The reduction of data centre impact through HTS capabilities (Credit: Microsoft)

According to Alistair, superconductors offer a way to “break this trade-off” by increasing electrical density without expanding the physical footprint. Inside facilities, more power delivered directly to racks supports higher-density workloads with improved efficiency.

He notes that high-temperature superconductor cables are lighter than copper and capable of carrying current over longer distances, enabling optimisation of distribution across racks and pods while reducing potential bottlenecks.

Microsoft has shared elements of this architecture at the OCP 2025 Summit and has tested a 3MW superconducting cable connected to a rack prototype, demonstrating the feasibility of direct-to-rack delivery. 

In practice, HTS systems have shown the potential to reduce the size of power cables by an order of magnitude when delivering power directly to a server rack.

Scaling capacity for AI growth

Ruslan Nagimov, Principal Infrastructure Engineer for Cloud Operations and Innovation at Microsoft, near world’s first HTS-powered rack-prototype with the superconducting line seen above the rack (Credit: Microsoft)

Power availability is increasingly cited as the primary constraint on data centre expansion. As AI systems grow, electrical infrastructure must scale in parallel.

Alistair suggests that updating power systems with superconductors could allow facilities to increase capacity without requiring entirely new transmission corridors or large-scale substation expansion.

Next-generation superconducting transmission lines can deliver substantially higher capacity than conventional lines at the same voltage level. This could accelerate site expansion and interconnection, allowing operators to deploy compute more rapidly in response to demand.

Superconductors also have implications beyond individual campuses. They could enable new facility designs by supporting higher-density electrical backbones within smaller physical constraints.

However, realising this potential requires re-examining long-established assumptions about voltage levels, distribution topologies and redundancy models.

Tim Heidel, CEO at VEIR

Tim Heidel, CEO at VEIR, a Microsoft Climate Innovation Fund portfolio company, says: “Superconductors are a category-defining technology poised to transform how power is moved across the electricity value chain, stretching from generation to data centre chips. 

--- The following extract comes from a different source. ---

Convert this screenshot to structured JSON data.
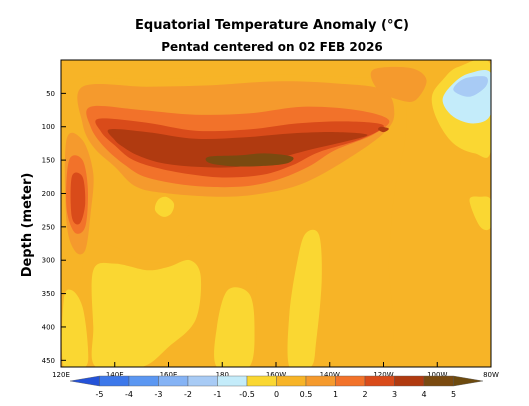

“At VEIR, we build complete power delivery solutions that take advantage of these remarkable materials, enabling customers to overcome critical bottlenecks in energy infrastructure, unlock new data centre capacity faster, and achieve higher power and compute density.”

Grid impact and community footprint

Beyond the data centre perimeter, superconducting transmission lines may reduce strain on surrounding grid infrastructure. Because they minimise voltage drop and can incorporate fault-current limiting capabilities, they offer the potential to enhance stability for high-demand facilities and neighbouring communities.

High-temperature superconductor systems require smaller trenches and reduce the need for large overhead lines, lowering the physical footprint of new connections. They can transfer comparable power at lower voltage, reducing right-of-way requirements and visible infrastructure.

Daniel McGahn, CEO at American Superconductor Corporation (Credit: LEADERS Magazine//AMSC)

Daniel McGahn, CEO at American Superconductor Corporation, notes: “Superconductors enabled ComEd to interconnect electrical grid substations in Chicago without disrupting local businesses or communities. Our proprietary solution uniquely increases grid resilience.”

For Microsoft, superconductors form part of a broader push to modernise data centre infrastructure alongside innovations in networking and cooling. 

If commercialised at scale, high-temperature superconductors could reshape how power is transmitted from generation through to the rack, addressing one of the most pressing constraints in AI era data centre development.